Esa misma mañana, en la residencia, un cartel advierte que no está permitido escribir opiniones personales en las páginas de la prensa que se ofrece gratuitamente. En el cartel de aviso, la ausencia de un pronombre, amplia los márgenes de la prohibición: “¿acaso no podemos hablar de política durante el desayuno?”, se pregunta uno de los compañeros de la residencia; “no, se trata sólo de no escribir comentarios en la prensa”, responde otro, tras una lectura más atenta: “hay un error, falta un pronombre, pero esto no quiere decir que no podamos hablar de política”, además, añado, “esto es Francia, aquí la libertad de expresión es un derecho que, desde finales del XIX, nadie pone en duda”. Mi comentario me delata, todavía llevo demasiado poco tiempo en París: “aquí los funcionarios saben muy bien que de política no se habla”, me comenta una chica que, desde hacía dos años, trabajaba en la capital: “aquí, el funcionariado no critica la política, esos debates se circunscriben al ámbito más privado, aquí, como en Inglaterra, se habla del tiempo”. Pocos días antes de llegar a París, en España el director de un periódico había sido cesado, mientras que en Francia los periodistas de Libération reivindicaban su independencia frente al grupo accionista a la vez que reclamaba unos salarios dignos que reconocieran el trabajo periodístico de la plantilla: “Nous sommes un journal”, había sido el lema con el cual, la redacción, había abierto el periódico pocos días antes de mi llegada.

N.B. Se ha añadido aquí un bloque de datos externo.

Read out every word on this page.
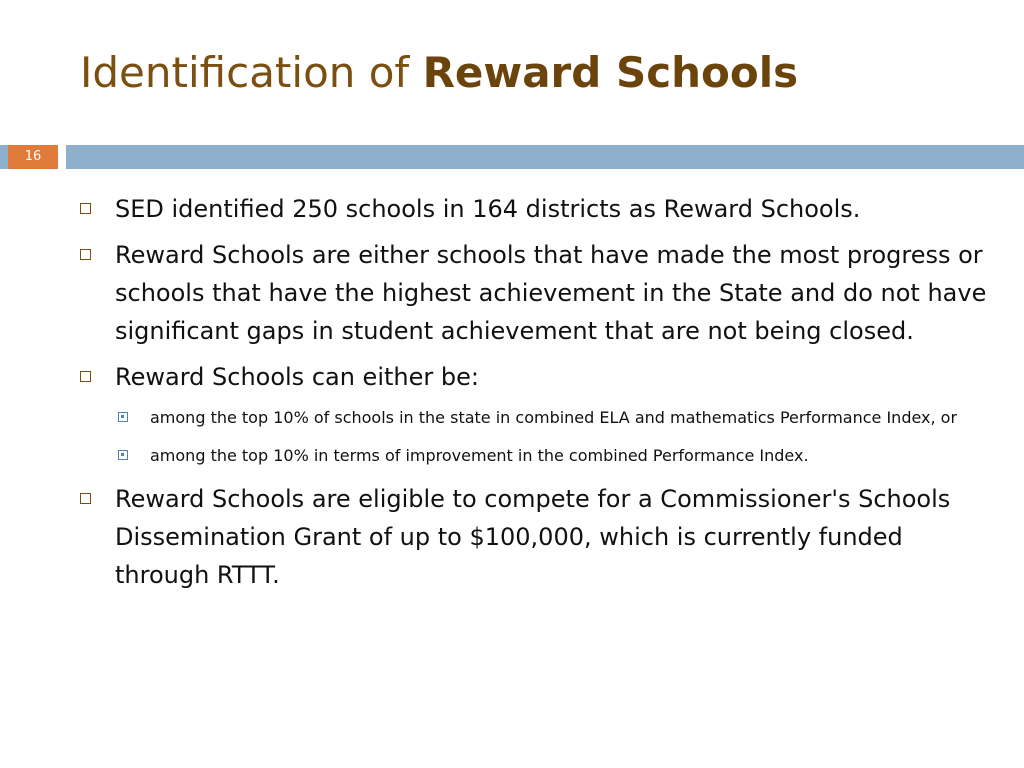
Identification of Reward Schools
16
SED identified 250 schools in 164 districts as Reward Schools.
Reward Schools are either schools that have made the most progress or schools that have the highest achievement in the State and do not have significant gaps in student achievement that are not being closed.
Reward Schools can either be:
among the top 10% of schools in the state in combined ELA and mathematics Performance Index, or
among the top 10% in terms of improvement in the combined Performance Index.
Reward Schools are eligible to compete for a Commissioner's Schools Dissemination Grant of up to $100,000, which is currently funded through RTTT.
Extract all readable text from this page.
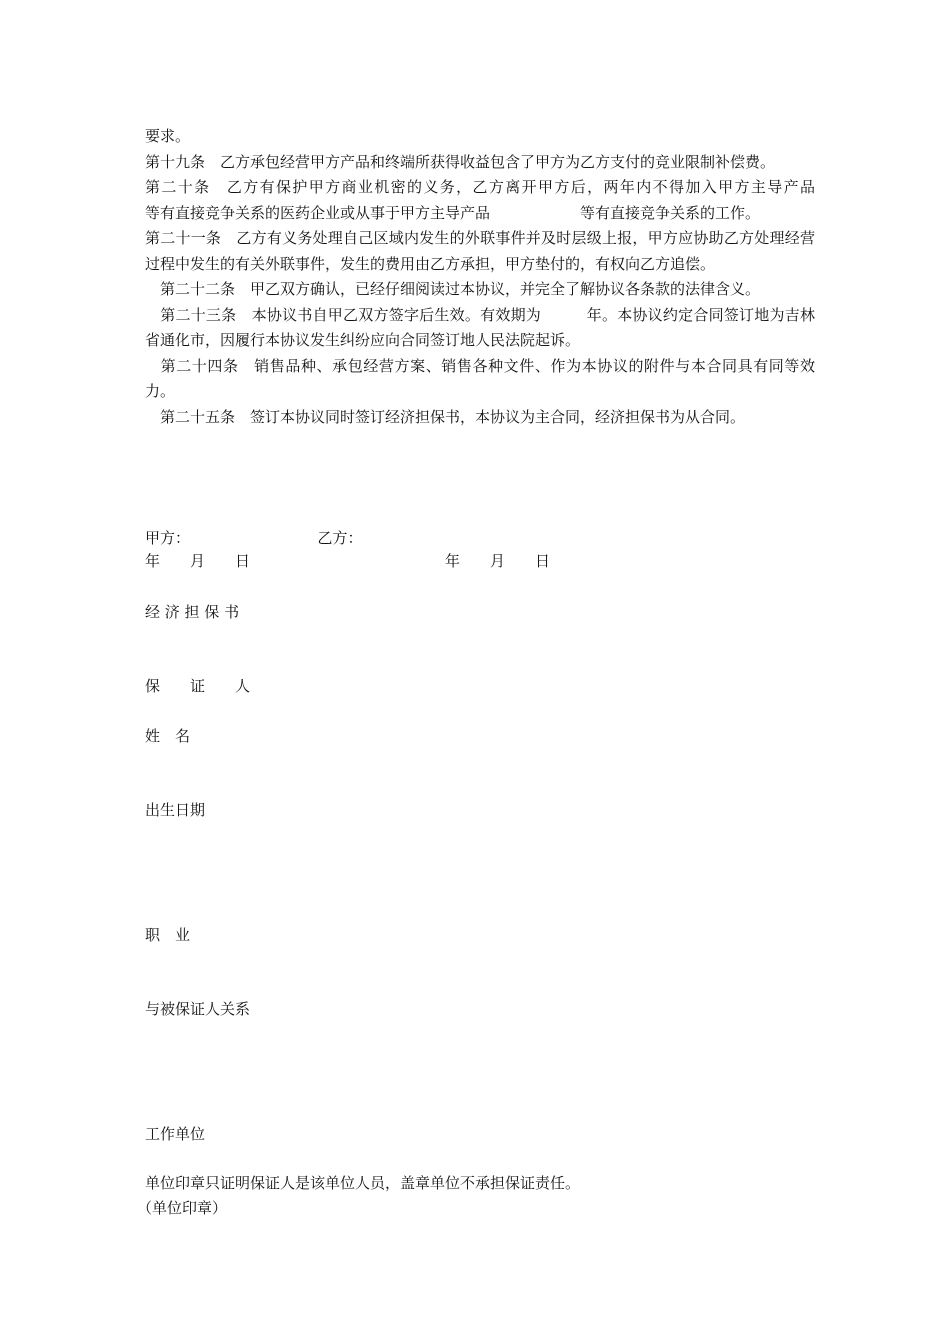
要求。

第十九条　乙方承包经营甲方产品和终端所获得收益包含了甲方为乙方支付的竞业限制补偿费。

第二十条　乙方有保护甲方商业机密的义务，乙方离开甲方后，两年内不得加入甲方主导产品　　　　　　等有直接竞争关系的医药企业或从事于甲方主导产品　　　　　　等有直接竞争关系的工作。

第二十一条　乙方有义务处理自己区域内发生的外联事件并及时层级上报，甲方应协助乙方处理经营过程中发生的有关外联事件，发生的费用由乙方承担，甲方垫付的，有权向乙方追偿。

　第二十二条　甲乙双方确认，已经仔细阅读过本协议，并完全了解协议各条款的法律含义。

　第二十三条　本协议书自甲乙双方签字后生效。有效期为　　　年。本协议约定合同签订地为吉林省通化市，因履行本协议发生纠纷应向合同签订地人民法院起诉。

　第二十四条　销售品种、承包经营方案、销售各种文件、作为本协议的附件与本合同具有同等效力。

　第二十五条　签订本协议同时签订经济担保书，本协议为主合同，经济担保书为从合同。

甲方：　　　　　　　　　乙方：

年　　月　　日　　　　　　　　　　　　　年　　月　　日

经 济 担 保 书

保　　证　　人

姓　名

出生日期

职　业

与被保证人关系

工作单位

单位印章只证明保证人是该单位人员，盖章单位不承担保证责任。

（单位印章）
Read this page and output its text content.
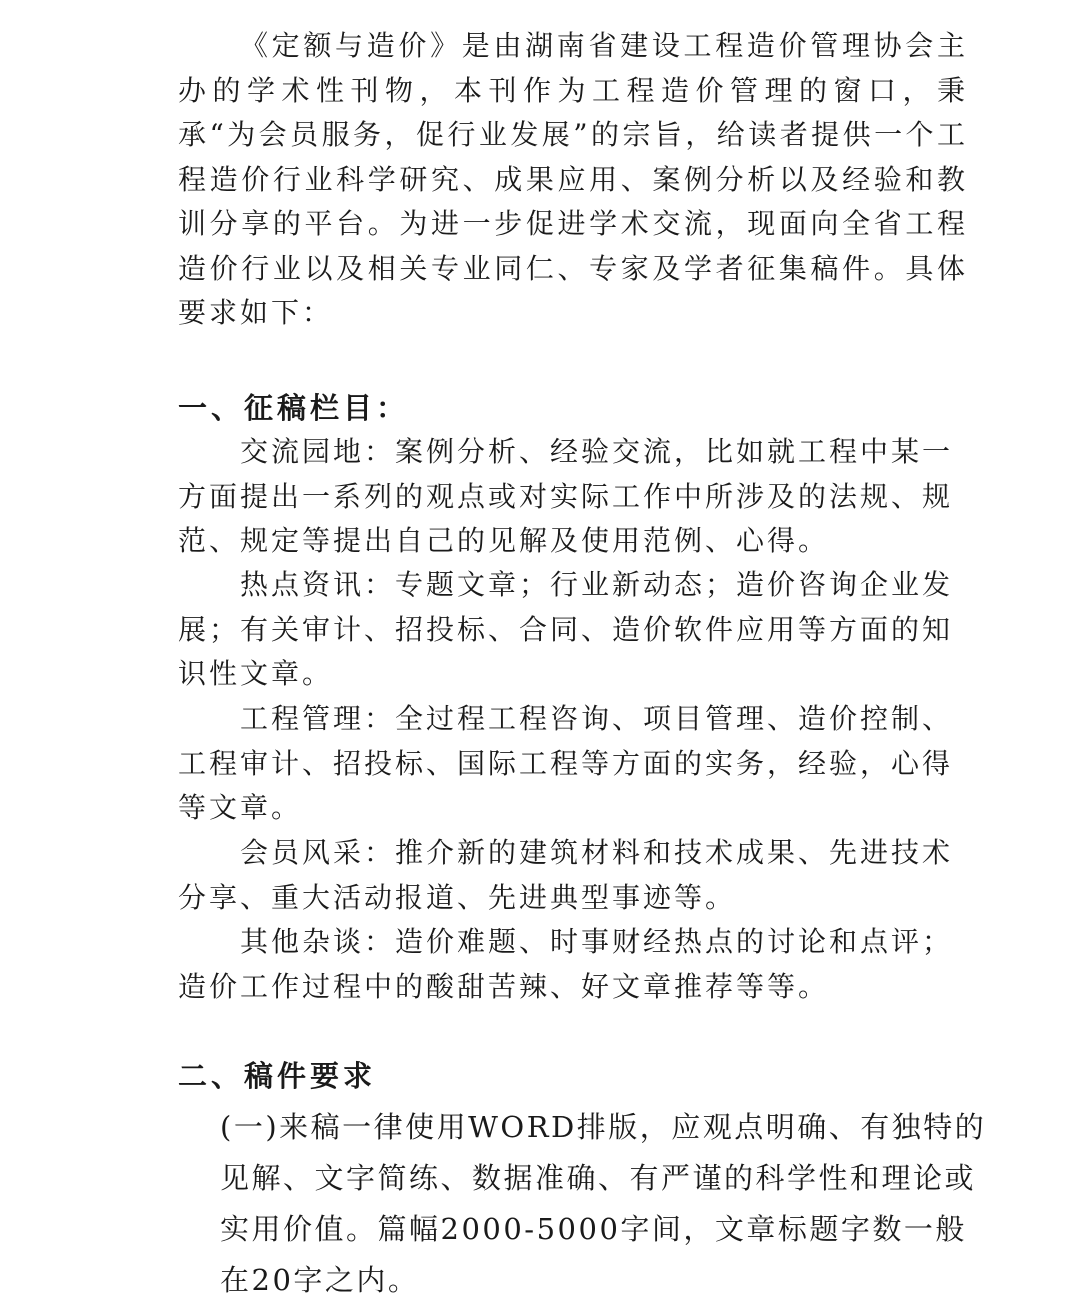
《定额与造价》是由湖南省建设工程造价管理协会主办的学术性刊物，本刊作为工程造价管理的窗口，秉承“为会员服务，促行业发展”的宗旨，给读者提供一个工程造价行业科学研究、成果应用、案例分析以及经验和教训分享的平台。为进一步促进学术交流，现面向全省工程造价行业以及相关专业同仁、专家及学者征集稿件。具体要求如下：

一、征稿栏目：

交流园地：案例分析、经验交流，比如就工程中某一方面提出一系列的观点或对实际工作中所涉及的法规、规范、规定等提出自己的见解及使用范例、心得。

热点资讯：专题文章；行业新动态；造价咨询企业发展；有关审计、招投标、合同、造价软件应用等方面的知识性文章。

工程管理：全过程工程咨询、项目管理、造价控制、工程审计、招投标、国际工程等方面的实务，经验，心得等文章。

会员风采：推介新的建筑材料和技术成果、先进技术分享、重大活动报道、先进典型事迹等。

其他杂谈：造价难题、时事财经热点的讨论和点评；造价工作过程中的酸甜苦辣、好文章推荐等等。

二、稿件要求

(一)来稿一律使用WORD排版，应观点明确、有独特的见解、文字简练、数据准确、有严谨的科学性和理论或实用价值。篇幅2000-5000字间，文章标题字数一般在20字之内。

Libération era un periódico, no era un restaurante, un plató televisión, un espacio cultural o un bar; la reivindicación de los salarios era, al fin y al cabo, la reivindicación de una profesión y de su ética, de su autonomía ante el socio capitalista. Mientras en España habían bastado pocas horas y algunas llamadas de teléfono para destituir el director de uno de los periódicos con más relevancia y con mayor número de lectores, aquí la redacción del periódico fundado en 1973 por Jean Paul Sartre había ganado la batalla, consciente que aquella independencia, definida por algunos como radicalismos, que la había caracterizado desde su primer número, ya había sido en parte perdida cuando en los años ochenta llegaron los primeros socios capitalistas.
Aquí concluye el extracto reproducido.